First of all, the OSTP only has one-quarter of the staff it had under President Obama and President Trump has yet to nominate someone to lead the agency. So, it’s not quite clear how the agency would manage to approve the release of a climate science compendium. And that, pardon the cheap climate metaphor, is only the tip of the iceberg.
The program that officially releases the NCA is comprised of thirteen different departments and agencies, each of which must sign off on the Final Clearance Draft. One of those agencies is the Environmental Protection Agency, now led by climate change denier Scott Pruitt.

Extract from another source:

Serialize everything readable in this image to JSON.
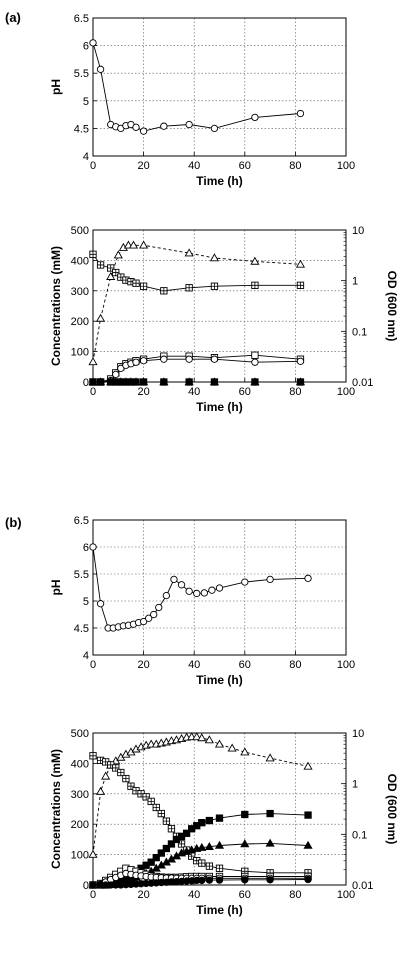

Another is the Department of the Interior, administered by Secretary Ryan Zinke who, despite claiming to accept climate change, recently rattled off six glaring errors about climate science and policy in the span of just three minutes during a recent congressional hearing. Given this cast of characters and the not-so-subtle dismantling of our federal government’s engagement on climate science, it is not surprising that the final draft report mysteriously made its way into the hands of The New York Times for public dissemination.
So now that the information has been made public, what exactly does it say? The latest, near-final draft delves into greater detail than previous draft versions, but describes a strikingly similar and dire prognosis:
- There is “very high confidence” that global temperatures have increased by 1.8 degrees F since the beginning of the 20th century, and it is “extremely likely that human influence has been the dominant cause of the observed warming since the mid-20thcentury”
- Similarly, there is “very high confidence” that “Average annual temperature over the contiguous United States is projected to rise.” The exact amount of warming depends on our emissions trajectory, but without any action it could increase by nearly 12 degrees F.
- There is “very high confidence” that high temperature extremes have outpaced low temperature extremes over the past 20 years, and extreme precipitation events have been increasing in frequency and intensity in many areas.
The final draft report includes detailed sections about the contributors to climate change, how climate models work and what assumptions they entail, as well as individual chapters on temperature, precipitation, storms, floods, droughts, sea level rise, Arctic and ocean impacts, and more. For an extra dose of existential terror, the report also includes a chapter on compound effects and “tipping points” – events that are difficult to model, but could nonetheless occur, like drought simultaneously striking multiple agricultural regions, or ice melt triggering major changes in ocean circulation. While unlikely, these kinds of “mega-events” could cause massive widespread ecological damage and intensified misery for human communities.
Looking Into the Future
What does the future hold for this report, as well as the other parts of the Climate Science Special Report and the broader National Climate Assessment? That still remains to be seen, as does whether the abrupt release of the near-final draft will affect the final federal approval process. In a related and potentially ominous twist, over the weekend the administration disbanded the 15-member advisory committee that was helping to finalize the NCA. The future remains uncertain for these highly influential reports, but what perhaps remains even more alarmingly unclear is what the future could hold for the climate and people, habitats and wildlife that depend on it.